Anästhetika Kompakt

Kurzüberblick über gebräuchliche Anästhetika mit ihren Vor- und Nachteilen sowie Hinweise zur Auswahl je nach Patientenzustand und OP-Typ.

Narkosemittel

Volatile Anästhetika (Inhalationsanästhetika)

  • Sevofluran 
    • Vorteile: Geringe Atemwegsirritation, schnelle An- und Abflutung, gute Steuerbarkeit, hämodynamisch stabil (vorteilhaft bei kardialen Risikopatienten)
    • Nachteile: Schwache Analgesie, theoretisch nephrotoxisch im Tierversuch, keine Hinweise auf Toxizität beim Menschen
  • Desfluran 
    • Vorteile: Sehr kurze An- und Abflutungszeit
    • Nachteile: Atemwegsreizend, nicht zur inhalativen Narkoseeinleitung geeignet, geringe analgetische Wirkung
      Hinweis: Alle volatilen Anästhetika können den intrakraniellen Druck (ICP) erhöhen und sind bei maligner Hyperthermie kontraindiziert.

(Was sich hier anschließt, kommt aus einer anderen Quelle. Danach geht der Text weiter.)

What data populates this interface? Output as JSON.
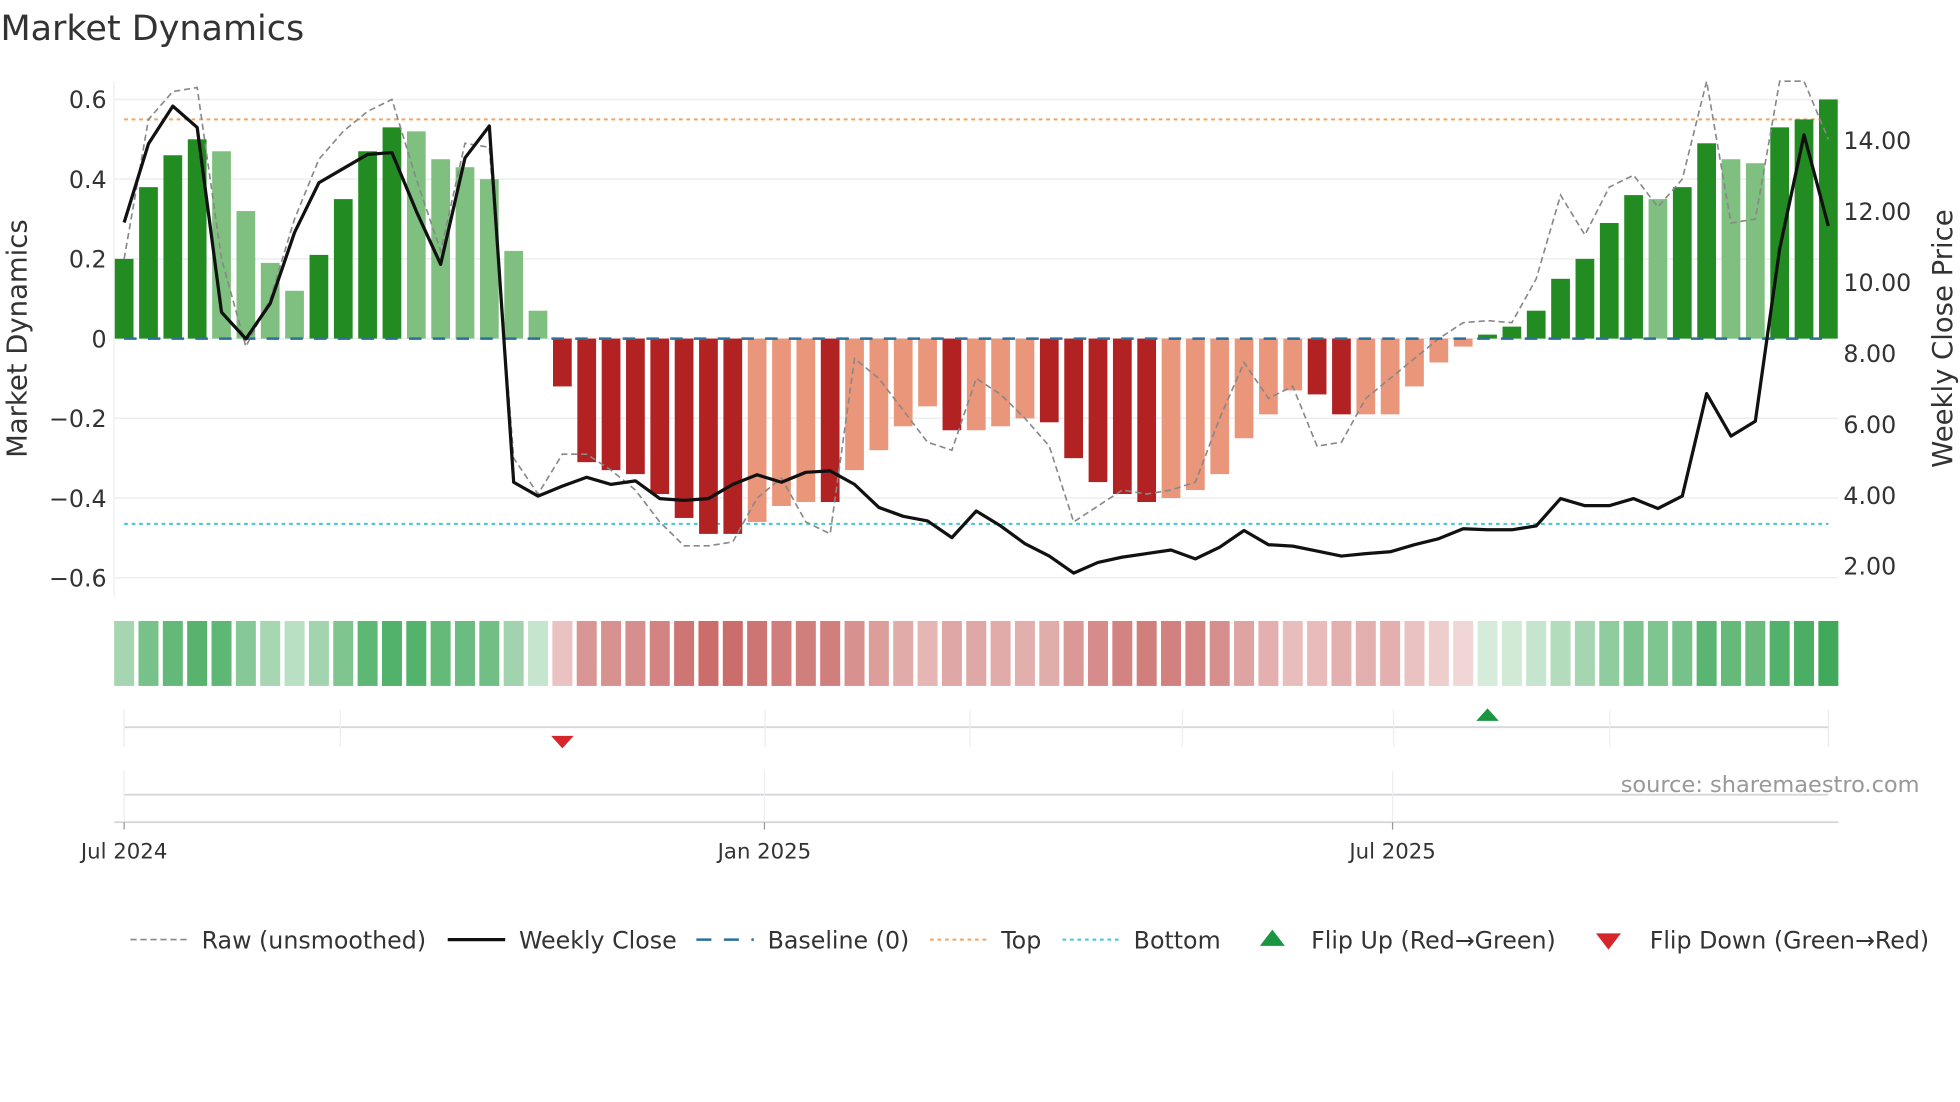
{
  "chart_data": {
    "type": "bar",
    "title": "Market Dynamics",
    "ylabel": "Market Dynamics",
    "y2label": "Weekly Close Price",
    "ylim": [
      -0.65,
      0.65
    ],
    "y2lim": [
      1.5,
      15.3
    ],
    "yticks": [
      "0.6",
      "0.4",
      "0.2",
      "0",
      "−0.2",
      "−0.4",
      "−0.6"
    ],
    "ytick_values": [
      0.6,
      0.4,
      0.2,
      0,
      -0.2,
      -0.4,
      -0.6
    ],
    "y2ticks": [
      "14.00",
      "12.00",
      "10.00",
      "8.00",
      "6.00",
      "4.00",
      "2.00"
    ],
    "y2tick_values": [
      14,
      12,
      10,
      8,
      6,
      4,
      2
    ],
    "xticks": [
      {
        "label": "Jul 2024",
        "index": 0
      },
      {
        "label": "Jan 2025",
        "index": 26.3
      },
      {
        "label": "Jul 2025",
        "index": 52.1
      }
    ],
    "top_level": 0.55,
    "bottom_level": -0.465,
    "baseline": 0,
    "dynamics": [
      0.2,
      0.38,
      0.46,
      0.5,
      0.47,
      0.32,
      0.19,
      0.12,
      0.21,
      0.35,
      0.47,
      0.53,
      0.52,
      0.45,
      0.43,
      0.4,
      0.22,
      0.07,
      -0.12,
      -0.31,
      -0.33,
      -0.34,
      -0.39,
      -0.45,
      -0.49,
      -0.49,
      -0.46,
      -0.42,
      -0.41,
      -0.41,
      -0.33,
      -0.28,
      -0.22,
      -0.17,
      -0.23,
      -0.23,
      -0.22,
      -0.2,
      -0.21,
      -0.3,
      -0.36,
      -0.39,
      -0.41,
      -0.4,
      -0.38,
      -0.34,
      -0.25,
      -0.19,
      -0.13,
      -0.14,
      -0.19,
      -0.19,
      -0.19,
      -0.12,
      -0.06,
      -0.02,
      0.01,
      0.03,
      0.07,
      0.15,
      0.2,
      0.29,
      0.36,
      0.35,
      0.38,
      0.49,
      0.45,
      0.44,
      0.53,
      0.55,
      0.6
    ],
    "shade": [
      "d",
      "d",
      "d",
      "d",
      "l",
      "l",
      "l",
      "l",
      "d",
      "d",
      "d",
      "d",
      "l",
      "l",
      "l",
      "l",
      "l",
      "l",
      "d",
      "d",
      "d",
      "d",
      "d",
      "d",
      "d",
      "d",
      "l",
      "l",
      "l",
      "d",
      "l",
      "l",
      "l",
      "l",
      "d",
      "l",
      "l",
      "l",
      "d",
      "d",
      "d",
      "d",
      "d",
      "l",
      "l",
      "l",
      "l",
      "l",
      "l",
      "d",
      "d",
      "l",
      "l",
      "l",
      "l",
      "l",
      "d",
      "d",
      "d",
      "d",
      "d",
      "d",
      "d",
      "l",
      "d",
      "d",
      "l",
      "l",
      "d",
      "d",
      "d"
    ],
    "raw": [
      0.2,
      0.55,
      0.62,
      0.63,
      0.2,
      -0.02,
      0.1,
      0.3,
      0.45,
      0.52,
      0.57,
      0.6,
      0.4,
      0.22,
      0.49,
      0.48,
      -0.3,
      -0.39,
      -0.29,
      -0.29,
      -0.33,
      -0.38,
      -0.46,
      -0.52,
      -0.52,
      -0.51,
      -0.4,
      -0.35,
      -0.46,
      -0.49,
      -0.05,
      -0.1,
      -0.18,
      -0.26,
      -0.28,
      -0.1,
      -0.14,
      -0.2,
      -0.27,
      -0.46,
      -0.42,
      -0.38,
      -0.39,
      -0.38,
      -0.36,
      -0.2,
      -0.06,
      -0.15,
      -0.12,
      -0.27,
      -0.26,
      -0.15,
      -0.1,
      -0.05,
      0.0,
      0.04,
      0.045,
      0.04,
      0.15,
      0.36,
      0.26,
      0.38,
      0.41,
      0.33,
      0.4,
      0.66,
      0.29,
      0.3,
      0.66,
      0.66,
      0.5
    ],
    "weekly_close": [
      11.68,
      13.9,
      14.96,
      14.36,
      9.15,
      8.4,
      9.4,
      11.4,
      12.8,
      13.2,
      13.6,
      13.65,
      12.0,
      10.5,
      13.5,
      14.4,
      4.36,
      3.97,
      4.25,
      4.5,
      4.3,
      4.4,
      3.9,
      3.85,
      3.9,
      4.3,
      4.57,
      4.36,
      4.64,
      4.68,
      4.3,
      3.65,
      3.4,
      3.27,
      2.8,
      3.55,
      3.13,
      2.63,
      2.28,
      1.8,
      2.1,
      2.25,
      2.35,
      2.45,
      2.2,
      2.53,
      3.0,
      2.6,
      2.56,
      2.42,
      2.28,
      2.35,
      2.4,
      2.6,
      2.77,
      3.05,
      3.02,
      3.02,
      3.13,
      3.9,
      3.7,
      3.7,
      3.9,
      3.62,
      3.97,
      6.86,
      5.66,
      6.08,
      10.94,
      14.15,
      11.58
    ],
    "flip_down_indices": [
      18
    ],
    "flip_up_indices": [
      56
    ],
    "legend": [
      {
        "label": "Raw (unsmoothed)",
        "kind": "raw"
      },
      {
        "label": "Weekly Close",
        "kind": "close"
      },
      {
        "label": "Baseline (0)",
        "kind": "baseline"
      },
      {
        "label": "Top",
        "kind": "top"
      },
      {
        "label": "Bottom",
        "kind": "bottom"
      },
      {
        "label": "Flip Up (Red→Green)",
        "kind": "flipup"
      },
      {
        "label": "Flip Down (Green→Red)",
        "kind": "flipdown"
      }
    ],
    "legend_position": "bottom",
    "source": "source: sharemaestro.com",
    "colors": {
      "green_dark": "#228b22",
      "green_light": "#7fbf7f",
      "red_dark": "#b22222",
      "red_light": "#e9967a",
      "baseline": "#2b6f9a",
      "top": "#f4a261",
      "bottom": "#3cc8d8",
      "flip_up": "#1a9641",
      "flip_down": "#d7262b",
      "strip_green": "#3aa655",
      "strip_red": "#c0504d"
    }
  }
}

Intravenöse Anästhetika (IV-Anästhetika)

  • Propofol 
    • Vorteile: Schnelles Erwachen, antiemetisch, senkt ICP, starke Dämpfung der Atemwegsreflexe, geeignet für TIVA (totale intravenöse Anästhesie)
    • Nachteile: Injektionsschmerz, Risiko für Infektionen (Lipidemulsion), ausgeprägte Kreislaufdämpfung
  • Thiopental 
    • Vorteile: Erhöht Krampfschwelle, senkt ICP
    • Nachteile: Kreislaufdämpfung, Porphyrieauslösung, Histaminfreisetzung, Gewebsnekrosen bei Paravasation
  • Etomidat 
    • Vorteile: Kaum Herz-Kreislauf-Wirkung, keine Histaminfreisetzung
    • Nachteile: Venenschmerzen, Myoklonien, Hemmung der Kortisolsynthese, keine Analgesie
  • Ketamin  
    • Vorteile: Verschiedene Applikationswege, Schutzreflexe bleiben erhalten, Kreislaufstimulation (gut bei Hypovolämie)
    • Nachteile: Dissoziative Anästhesie, Halluzinationen, ICP/IOP-Anstieg, vermehrte Sekretion, ungünstig bei KHK/Hypertonie

Opiate und Opioide

  • Morphin 
    • Vorteile: Lange Wirkdauer, lindert Atemnot
    • Nachteile: Langsamer Wirkeintritt, Kumulation bei Niereninsuffizienz
  • Fentanyl 
    • Vorteile: Sehr potent, geringe Kreislaufwirkung, keine Leber-/Nierentoxizität
    • Nachteile: Kumulation bei wiederholter Gabe, Atemdepression
  • Sufentanil, Alfentanil, Remifentanil, Dipidolor 
    • Je nach Substanz: Unterschiedliche Potenz, Wirkdauer und Kumulationsgefahr, spezielle Einsatzgebiete (z.B. Remifentanil für TIVA)

Muskelrelaxantien

Weitere wichtige Medikamente

Hinweise:

  • Die Auswahl des Anästhetikums richtet sich nach Patientenzustand, Begleiterkrankungen und OP-Typ.
  • Viele Medikamente haben spezifische Nebenwirkungen und Kontraindikationen, die bei der Auswahl berücksichtigt werden müssen.